I’ve not had the energy this week to look at Bury Me in Shadows, but these last few nights I’ve slept extremely well and have felt very well rested each morning when I get up, so I am hoping this will hold through the weekend so I can get those first ten chapters polished and finished. Ideally, I would be able to get that taken care of on Saturday so that Sunday I could start marking up the next ten, but I also recognize that might be overly ambitious and I don’t want to end up berating myself for an inability to get something finished that was overly ambitious in the first place.

But…on the other hand, it’s much too easy to not be overly ambitious and underestimate what one can get done as well–which isn’t as effective, at least for me. If I plan “oh I’ll just get these five chapters done” and then breeze through them relatively quickly, I am not the type to say, “well, since that was so easy I should immediately move on to the next”–rather, I simply pat myself on my back for achieving the goal and walk away from my computer, which is not optimal.

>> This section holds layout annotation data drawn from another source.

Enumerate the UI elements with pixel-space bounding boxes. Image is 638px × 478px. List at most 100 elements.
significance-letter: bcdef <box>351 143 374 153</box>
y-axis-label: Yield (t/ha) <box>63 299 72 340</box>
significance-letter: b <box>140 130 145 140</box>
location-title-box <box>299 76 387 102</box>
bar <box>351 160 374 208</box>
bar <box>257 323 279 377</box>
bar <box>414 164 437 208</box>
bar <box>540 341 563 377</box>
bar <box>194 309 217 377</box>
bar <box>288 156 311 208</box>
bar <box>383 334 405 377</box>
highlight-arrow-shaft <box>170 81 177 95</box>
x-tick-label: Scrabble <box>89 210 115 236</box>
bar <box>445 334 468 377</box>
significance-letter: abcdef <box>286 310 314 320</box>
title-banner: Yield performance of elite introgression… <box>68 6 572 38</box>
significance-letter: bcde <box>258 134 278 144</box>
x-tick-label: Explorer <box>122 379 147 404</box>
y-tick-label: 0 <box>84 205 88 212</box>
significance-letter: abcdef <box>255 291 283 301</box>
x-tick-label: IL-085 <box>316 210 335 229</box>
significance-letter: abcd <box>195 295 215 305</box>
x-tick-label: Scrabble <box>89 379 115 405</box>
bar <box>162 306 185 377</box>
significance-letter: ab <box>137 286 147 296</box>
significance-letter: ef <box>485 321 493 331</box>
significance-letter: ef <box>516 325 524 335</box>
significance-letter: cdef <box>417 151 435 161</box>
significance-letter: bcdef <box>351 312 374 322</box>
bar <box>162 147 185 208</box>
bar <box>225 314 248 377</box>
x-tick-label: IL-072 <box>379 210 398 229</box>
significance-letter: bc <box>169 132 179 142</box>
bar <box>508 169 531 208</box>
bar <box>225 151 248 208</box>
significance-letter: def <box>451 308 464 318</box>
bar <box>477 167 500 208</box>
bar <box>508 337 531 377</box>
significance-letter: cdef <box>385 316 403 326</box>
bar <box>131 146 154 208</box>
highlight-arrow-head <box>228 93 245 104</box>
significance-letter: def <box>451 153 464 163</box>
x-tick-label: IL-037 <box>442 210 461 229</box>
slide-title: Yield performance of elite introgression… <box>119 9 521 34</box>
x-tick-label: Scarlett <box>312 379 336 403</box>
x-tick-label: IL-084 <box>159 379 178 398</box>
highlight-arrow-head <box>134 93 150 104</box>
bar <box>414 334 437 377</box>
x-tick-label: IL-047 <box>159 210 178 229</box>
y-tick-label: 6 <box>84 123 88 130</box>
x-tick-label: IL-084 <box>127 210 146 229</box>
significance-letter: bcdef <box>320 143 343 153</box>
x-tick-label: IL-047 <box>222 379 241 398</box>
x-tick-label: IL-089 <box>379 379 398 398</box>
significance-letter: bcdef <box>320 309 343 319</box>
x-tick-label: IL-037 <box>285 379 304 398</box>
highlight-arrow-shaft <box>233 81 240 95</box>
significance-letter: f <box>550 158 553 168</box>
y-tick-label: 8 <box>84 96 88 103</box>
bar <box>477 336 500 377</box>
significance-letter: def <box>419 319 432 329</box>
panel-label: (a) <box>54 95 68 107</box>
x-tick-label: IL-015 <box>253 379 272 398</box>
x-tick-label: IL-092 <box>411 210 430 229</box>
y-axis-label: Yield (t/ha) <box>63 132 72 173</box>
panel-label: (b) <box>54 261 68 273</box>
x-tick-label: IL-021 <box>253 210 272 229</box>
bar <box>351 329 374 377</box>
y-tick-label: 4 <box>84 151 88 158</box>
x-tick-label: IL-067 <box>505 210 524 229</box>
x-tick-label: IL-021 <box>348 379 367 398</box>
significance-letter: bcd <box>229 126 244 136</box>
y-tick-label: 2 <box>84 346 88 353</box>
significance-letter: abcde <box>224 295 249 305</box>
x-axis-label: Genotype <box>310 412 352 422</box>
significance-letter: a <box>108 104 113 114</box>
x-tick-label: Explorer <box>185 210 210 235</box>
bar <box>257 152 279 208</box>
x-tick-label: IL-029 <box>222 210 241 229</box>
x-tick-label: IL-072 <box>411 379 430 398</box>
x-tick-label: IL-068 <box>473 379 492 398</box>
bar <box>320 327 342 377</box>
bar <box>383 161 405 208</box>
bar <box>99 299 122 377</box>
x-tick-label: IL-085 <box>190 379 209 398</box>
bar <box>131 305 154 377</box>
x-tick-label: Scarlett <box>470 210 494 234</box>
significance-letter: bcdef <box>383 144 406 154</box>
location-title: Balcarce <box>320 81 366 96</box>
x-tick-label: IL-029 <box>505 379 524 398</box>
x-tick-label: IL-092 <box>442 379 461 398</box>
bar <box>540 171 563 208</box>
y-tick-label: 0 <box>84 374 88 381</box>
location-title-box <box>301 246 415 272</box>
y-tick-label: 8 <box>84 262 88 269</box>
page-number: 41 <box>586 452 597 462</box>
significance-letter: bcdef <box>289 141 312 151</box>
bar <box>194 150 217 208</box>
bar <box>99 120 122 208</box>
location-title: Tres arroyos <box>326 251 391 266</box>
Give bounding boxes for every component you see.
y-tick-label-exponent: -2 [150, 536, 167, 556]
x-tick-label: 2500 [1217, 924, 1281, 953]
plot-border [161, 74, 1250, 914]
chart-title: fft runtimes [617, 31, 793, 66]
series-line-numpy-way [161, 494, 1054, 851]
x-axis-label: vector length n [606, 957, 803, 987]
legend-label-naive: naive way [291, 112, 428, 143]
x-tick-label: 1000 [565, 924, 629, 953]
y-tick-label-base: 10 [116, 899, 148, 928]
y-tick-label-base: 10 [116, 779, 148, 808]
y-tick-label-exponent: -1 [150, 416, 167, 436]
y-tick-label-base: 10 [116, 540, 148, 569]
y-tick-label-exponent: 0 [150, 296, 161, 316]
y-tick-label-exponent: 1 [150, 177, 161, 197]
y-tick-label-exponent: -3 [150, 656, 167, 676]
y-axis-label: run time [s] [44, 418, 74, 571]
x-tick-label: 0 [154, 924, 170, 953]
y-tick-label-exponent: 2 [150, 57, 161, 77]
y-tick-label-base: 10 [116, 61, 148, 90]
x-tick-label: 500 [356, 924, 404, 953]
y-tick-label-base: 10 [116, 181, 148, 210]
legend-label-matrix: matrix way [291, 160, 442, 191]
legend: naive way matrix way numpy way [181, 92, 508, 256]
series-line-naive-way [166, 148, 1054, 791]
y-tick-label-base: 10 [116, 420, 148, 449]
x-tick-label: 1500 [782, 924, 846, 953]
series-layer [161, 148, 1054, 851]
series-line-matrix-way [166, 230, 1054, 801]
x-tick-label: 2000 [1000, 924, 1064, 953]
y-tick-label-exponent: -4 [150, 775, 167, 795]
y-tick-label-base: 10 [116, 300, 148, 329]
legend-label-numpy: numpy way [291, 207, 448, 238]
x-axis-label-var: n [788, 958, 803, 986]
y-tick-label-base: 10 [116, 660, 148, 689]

I did, while waiting for Paul to finish up his work for the day (he inevitably will go upstairs when he gets home from work to continue answering emails and do chores before coming down to watch whatever it is we are currently watching), pull up Murder in the Rue Dauphine on my iPad to start reading it again–as I mentioned the other day in my post about the genesis of Chanse MacLeod, I think it might not be a bad idea to revisit the Chanse novels, particularly since I am thinking about writing about him again, eve if only in novella form–but I’d forgotten I’d written an introduction to the ebook edition, which was made available perhaps about ten years after the print book was released; it was this introduction that I read while I waited for Paul last night. It’s really not a bad essay, quite frankly, and since I received Laura Lippman’s My Life as a Villainess, a collection of her published essays and some new material, I found myself again thinking about my own potential collection of essays; while I haven’t published a great many of them over the years, I have published a few–and God knows I’ve been keeping this blog, in one form or another, since December 2004; this December will make sixteen years of blogging. There is, of course, self-doubt involved in even considering the project; it’s not like vast multitudes awaken every day and think oh I need to go see if Greg’s blogged yet. There’s also, I don’t know, this whole self-defeating sense of like anyone cares about your self-reflection or your opinion on anything.

God, it never ends.

I also managed to get Alex Segura’s Poe Dameron: Free Fall this week; and this is actually a Star Wars novel I will read rather than just place on the shelf and let collect dust (I read the novelization of the first film, obviously, many years ago, ghostwritten by Alan Dean Foster and credited to George Lucas, and enjoyed it very much. I also enjoyed Alan Dean Foster’s Splinter of the Mind’s Eye, which was written and published between Star Wars–the first film will always be Star Wars to me, and I am ready to die on that hill–and The Empire Strikes Back; when the second film was released all of its revelations and surprises immediately made the book wrong and irrelevant and reduced it to simple fan fiction. I vowed then I would never read another Star Wars novel, other than novelizations of the films, because I couldn’t trust George Lucas to release a film that fucked with the books–and sure enough, the release of The Force Awakens wiped that universe clean and all the novels released since 1983 became non-canon–which made me glad to have not read them. But…the release of The Force Awakens also made remember my fanboy self, and I did start buying up the books again–especially the ones that were well-regarded, like the Thrawn trilogy. And yet I’ve never gotten around to reading any of them…but I will most definitely read Alex Segura’s because I know he’s an amazing writer).

And on that note, tis off to the spice mines with me. Have a lovely Friday, Constant Reader, and will check in with you again on the morrow.